Furthermore, these findings would support the hypothesis that there exist methylation patterns of histones, genes and the wide genome so tumour genesis would be associated with hypomethylation in histones and non-coding genome together with hypermethylation at specific loci and in individual CpG islands of specific genes[66].

To the best of our knowledge, the present study is the most comprehensive meta-analysis hitherto on the role of EZH2 in survival from colorectal cancer. We performed this systematic review and meta-analysis to yield summary statistics by including more recent related studies and by generally using a more comprehensive search strategy. Screening, study selection, and quality assessment were performed. We also explored heterogeneity and potential publication bias in accordance with published guidelines.

Nevertheless, the limitations of this work include the number of articles included, which restricts interpretation using the methods of Egger and Begg, despite the fact that no publication bias of statistical significance were found[67]. It should not be forgotten, either that all the publications considered were written in English, and the tendency in the academic world is to publish the most striking results in international journals whereas local journals and grey literature report not so impactful findings.

Moreover, studies may differ with regard to the baseline characteristics of the patients included age, disease stage, duration of follow up, and also in the use of different techniques to assess the expression of EZH2 and the absence of a standarized cut-off to consider overexpression in each of these techniques. All these variability sources could suppose limitations for comparison, as has been previously reported in other meta-analysis[30,49].

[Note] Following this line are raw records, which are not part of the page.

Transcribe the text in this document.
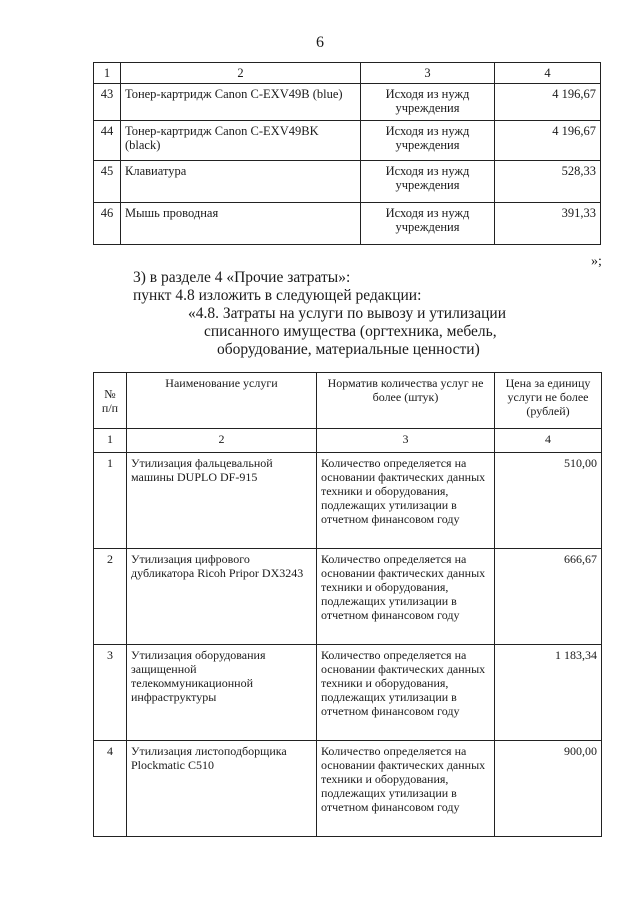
6
1	2	3	4
43	Тонер-картридж Canon C-EXV49B (blue)	Исходя из нужд учреждения	4 196,67
44	Тонер-картридж Canon C-EXV49BK (black)	Исходя из нужд учреждения	4 196,67
45	Клавиатура	Исходя из нужд учреждения	528,33
46	Мышь проводная	Исходя из нужд учреждения	391,33
»;
3) в разделе 4 «Прочие затраты»:
пункт 4.8 изложить в следующей редакции:
«4.8. Затраты на услуги по вывозу и утилизации
списанного имущества (оргтехника, мебель,
оборудование, материальные ценности)
№ п/п	Наименование услуги	Норматив количества услуг не более (штук)	Цена за единицу услуги не более (рублей)
1	2	3	4
1	Утилизация фальцевальной машины DUPLO DF-915	Количество определяется на основании фактических данных техники и оборудования, подлежащих утилизации в отчетном финансовом году	510,00
2	Утилизация цифрового дубликатора Ricoh Pripor DX3243	Количество определяется на основании фактических данных техники и оборудования, подлежащих утилизации в отчетном финансовом году	666,67
3	Утилизация оборудования защищенной телекоммуникационной инфраструктуры	Количество определяется на основании фактических данных техники и оборудования, подлежащих утилизации в отчетном финансовом году	1 183,34
4	Утилизация листоподборщика Plockmatic C510	Количество определяется на основании фактических данных техники и оборудования, подлежащих утилизации в отчетном финансовом году	900,00
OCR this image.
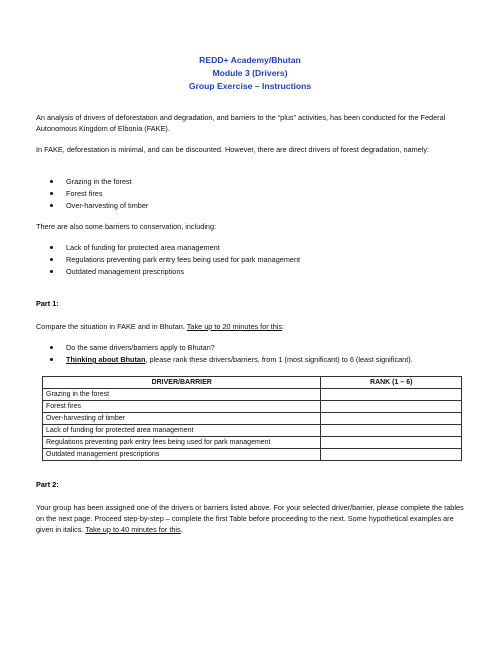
REDD+ Academy/Bhutan
Module 3 (Drivers)
Group Exercise – Instructions
An analysis of drivers of deforestation and degradation, and barriers to the “plus” activities, has been conducted for the Federal Autonomous Kingdom of Elbonia (FAKE).
In FAKE, deforestation is minimal, and can be discounted. However, there are direct drivers of forest degradation, namely:
Grazing in the forest
Forest fires
Over-harvesting of timber
There are also some barriers to conservation, including:
Lack of funding for protected area management
Regulations preventing park entry fees being used for park management
Outdated management prescriptions
Part 1:
Compare the situation in FAKE and in Bhutan. Take up to 20 minutes for this:
Do the same drivers/barriers apply to Bhutan?
Thinking about Bhutan, please rank these drivers/barriers, from 1 (most significant) to 6 (least significant).
DRIVER/BARRIER	RANK (1 – 6)
Grazing in the forest	
Forest fires	
Over-harvesting of timber	
Lack of funding for protected area management	
Regulations preventing park entry fees being used for park management	
Outdated management prescriptions	
Part 2:
Your group has been assigned one of the drivers or barriers listed above. For your selected driver/barrier, please complete the tables on the next page. Proceed step-by-step – complete the first Table before proceeding to the next. Some hypothetical examples are given in italics. Take up to 40 minutes for this.
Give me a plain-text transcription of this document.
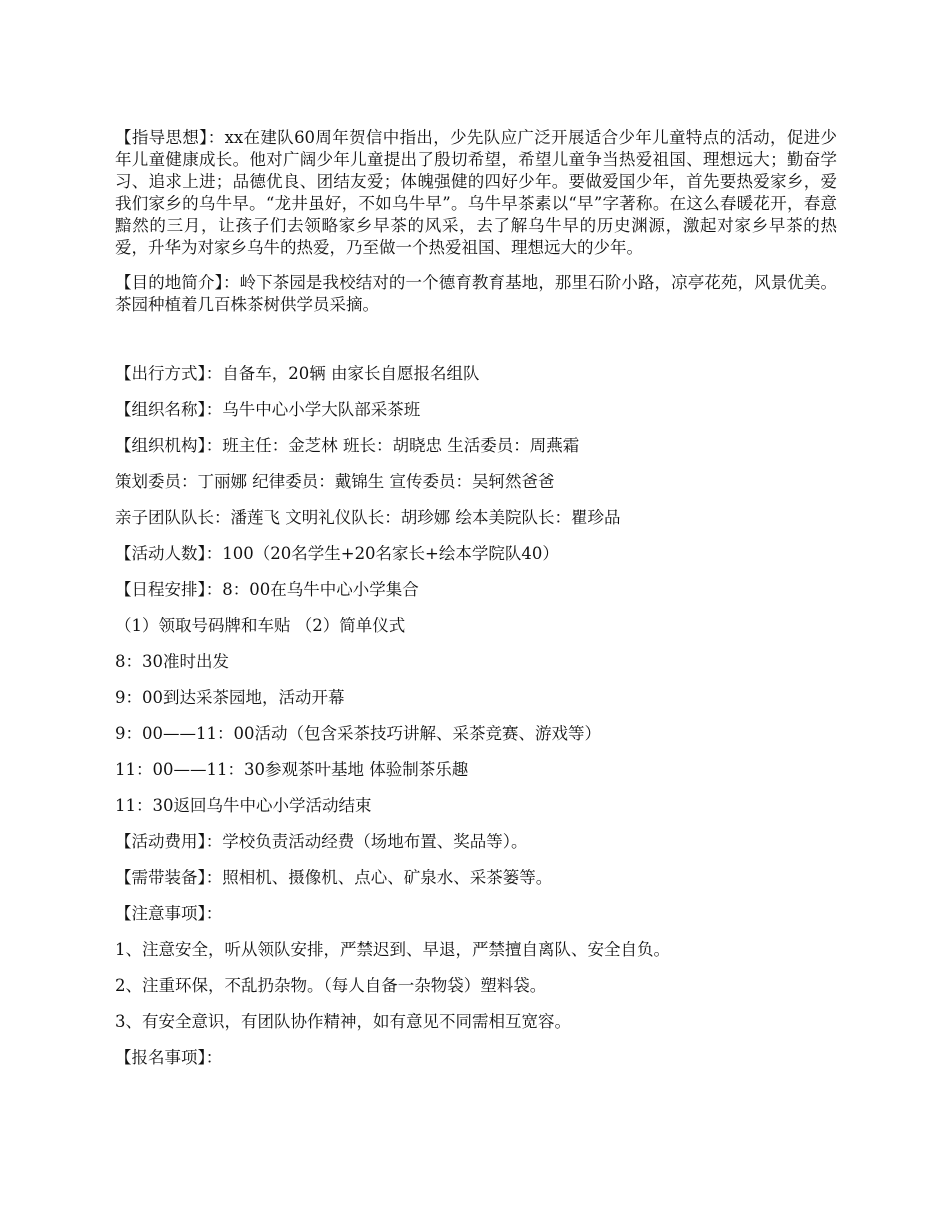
【指导思想】：xx在建队60周年贺信中指出，少先队应广泛开展适合少年儿童特点的活动，促进少年儿童健康成长。他对广阔少年儿童提出了殷切希望，希望儿童争当热爱祖国、理想远大；勤奋学习、追求上进；品德优良、团结友爱；体魄强健的四好少年。要做爱国少年，首先要热爱家乡，爱我们家乡的乌牛早。“龙井虽好，不如乌牛早”。乌牛早茶素以“早”字著称。在这么春暖花开，春意黯然的三月，让孩子们去领略家乡早茶的风采，去了解乌牛早的历史渊源，激起对家乡早茶的热爱，升华为对家乡乌牛的热爱，乃至做一个热爱祖国、理想远大的少年。

【目的地简介】：岭下茶园是我校结对的一个德育教育基地，那里石阶小路，凉亭花苑，风景优美。茶园种植着几百株茶树供学员采摘。

【出行方式】：自备车，20辆 由家长自愿报名组队

【组织名称】：乌牛中心小学大队部采茶班

【组织机构】：班主任：金芝林 班长：胡晓忠 生活委员：周燕霜

策划委员：丁丽娜 纪律委员：戴锦生 宣传委员：吴轲然爸爸

亲子团队队长：潘莲飞 文明礼仪队长：胡珍娜 绘本美院队长：瞿珍品

【活动人数】：100（20名学生+20名家长+绘本学院队40）

【日程安排】：8：00在乌牛中心小学集合

（1）领取号码牌和车贴 （2）简单仪式

8：30准时出发

9：00到达采茶园地，活动开幕

9：00——11：00活动（包含采茶技巧讲解、采茶竞赛、游戏等）

11：00——11：30参观茶叶基地 体验制茶乐趣

11：30返回乌牛中心小学活动结束

【活动费用】：学校负责活动经费（场地布置、奖品等）。

【需带装备】：照相机、摄像机、点心、矿泉水、采茶篓等。

【注意事项】：

1、注意安全，听从领队安排，严禁迟到、早退，严禁擅自离队、安全自负。

2、注重环保，不乱扔杂物。（每人自备一杂物袋）塑料袋。

3、有安全意识，有团队协作精神，如有意见不同需相互宽容。

【报名事项】：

Another potential source of bias relates to the method of extrapolating HR and the 95% confidence interval, because these were calculated from data provided in articles, or else they were extrapolated from survival curves, when not reported by authors, which necessarily involved assumptions being made about any censoring process.

In conclusion, the present meta-analysis suggest a protective role for over-expression of EZH2 in survival from CRC. Nevertheless, the paucity of available studies limits its potential application as a prognostic biomarker. Therefore, further studies, both retrospective and prospective, are warranted in order to explore the expression of EZH2 as a biomarker for survival and to clarify the molecular mechanisms that involve EZH2 in colorectal cancer.